I want the reader to take joy and comfort from this book- to forgive their mums and their daughters as a result of it, to forgive themselves, let down some walls, laugh and laugh… and gain an insight into the universal agonies and ecstasies of mother-daughter relationships that we have all at one time experienced, been witness to, or have threatening on our horizon.
- What are the easiest and most difficult parts of your job as a writer.
To be honest nothing about actually writing is easy. The most enjoyable part for me is not the writing at all- it’s the creation of the plotline and characters and floating with the muses as language and circumstance magically unfold in my head. But the actual process of writing…well there is nothing easy about that. I’m a bad typist, I hate sitting still, I love company and I love talking! So I find the physical process of actual writing completely unnatural…but a necessary means to an end.
- What’s some great advice you’ve received that has helped you as a writer.
The best advice I’ve received as a writer is to always make your reader feel that you’re in control of the story, that you know where you’re going, even if they don’t.
- What’s your daily routine like and what are you working on at the moment.
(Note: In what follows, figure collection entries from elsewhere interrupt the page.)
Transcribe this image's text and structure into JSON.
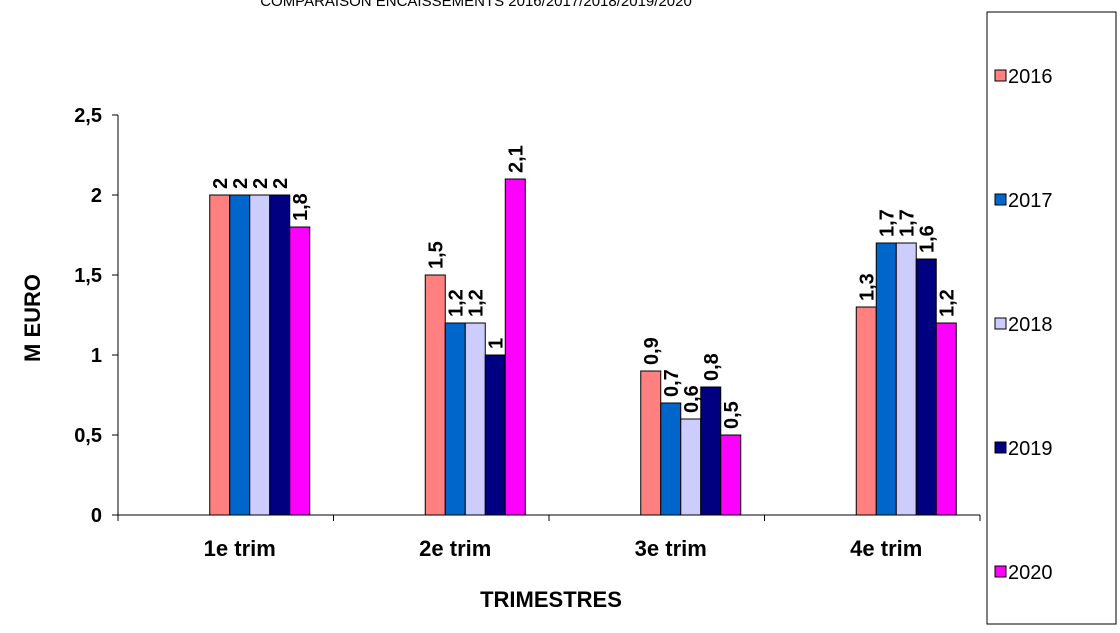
{
  "chart_data": {
    "type": "bar",
    "title": "COMPARAISON ENCAISSEMENTS 2016/2017/2018/2019/2020",
    "xlabel": "TRIMESTRES",
    "ylabel": "M EURO",
    "ylim": [
      0,
      2.5
    ],
    "yticks": [
      "0",
      "0,5",
      "1",
      "1,5",
      "2",
      "2,5"
    ],
    "ytick_values": [
      0,
      0.5,
      1,
      1.5,
      2,
      2.5
    ],
    "categories": [
      "1e trim",
      "2e trim",
      "3e trim",
      "4e trim"
    ],
    "grid": false,
    "legend_position": "right",
    "series": [
      {
        "name": "2016",
        "color": "#ff8080",
        "values": [
          2,
          1.5,
          0.9,
          1.3
        ],
        "labels": [
          "2",
          "1,5",
          "0,9",
          "1,3"
        ]
      },
      {
        "name": "2017",
        "color": "#0066cc",
        "values": [
          2,
          1.2,
          0.7,
          1.7
        ],
        "labels": [
          "2",
          "1,2",
          "0,7",
          "1,7"
        ]
      },
      {
        "name": "2018",
        "color": "#ccccff",
        "values": [
          2,
          1.2,
          0.6,
          1.7
        ],
        "labels": [
          "2",
          "1,2",
          "0,6",
          "1,7"
        ]
      },
      {
        "name": "2019",
        "color": "#000080",
        "values": [
          2,
          1,
          0.8,
          1.6
        ],
        "labels": [
          "2",
          "1",
          "0,8",
          "1,6"
        ]
      },
      {
        "name": "2020",
        "color": "#ff00ff",
        "values": [
          1.8,
          2.1,
          0.5,
          1.2
        ],
        "labels": [
          "1,8",
          "2,1",
          "0,5",
          "1,2"
        ]
      }
    ]
  }
}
I have very little routine in my life. I work in a number of different areas of performing, writing, painting and media all at once and this requires that I constantly shuffle the deckchairs. But…when I’m writing a novel, discipline is required, so I make sure that I start writing as soon as I wake up each day, before I do anything else, because ‘two hours of writing before 9am is equal to eight hours of writing after 9am.’ At the moment I’m between novels so I’m completing painting commissions- painting is a fabulously free contrast to writing.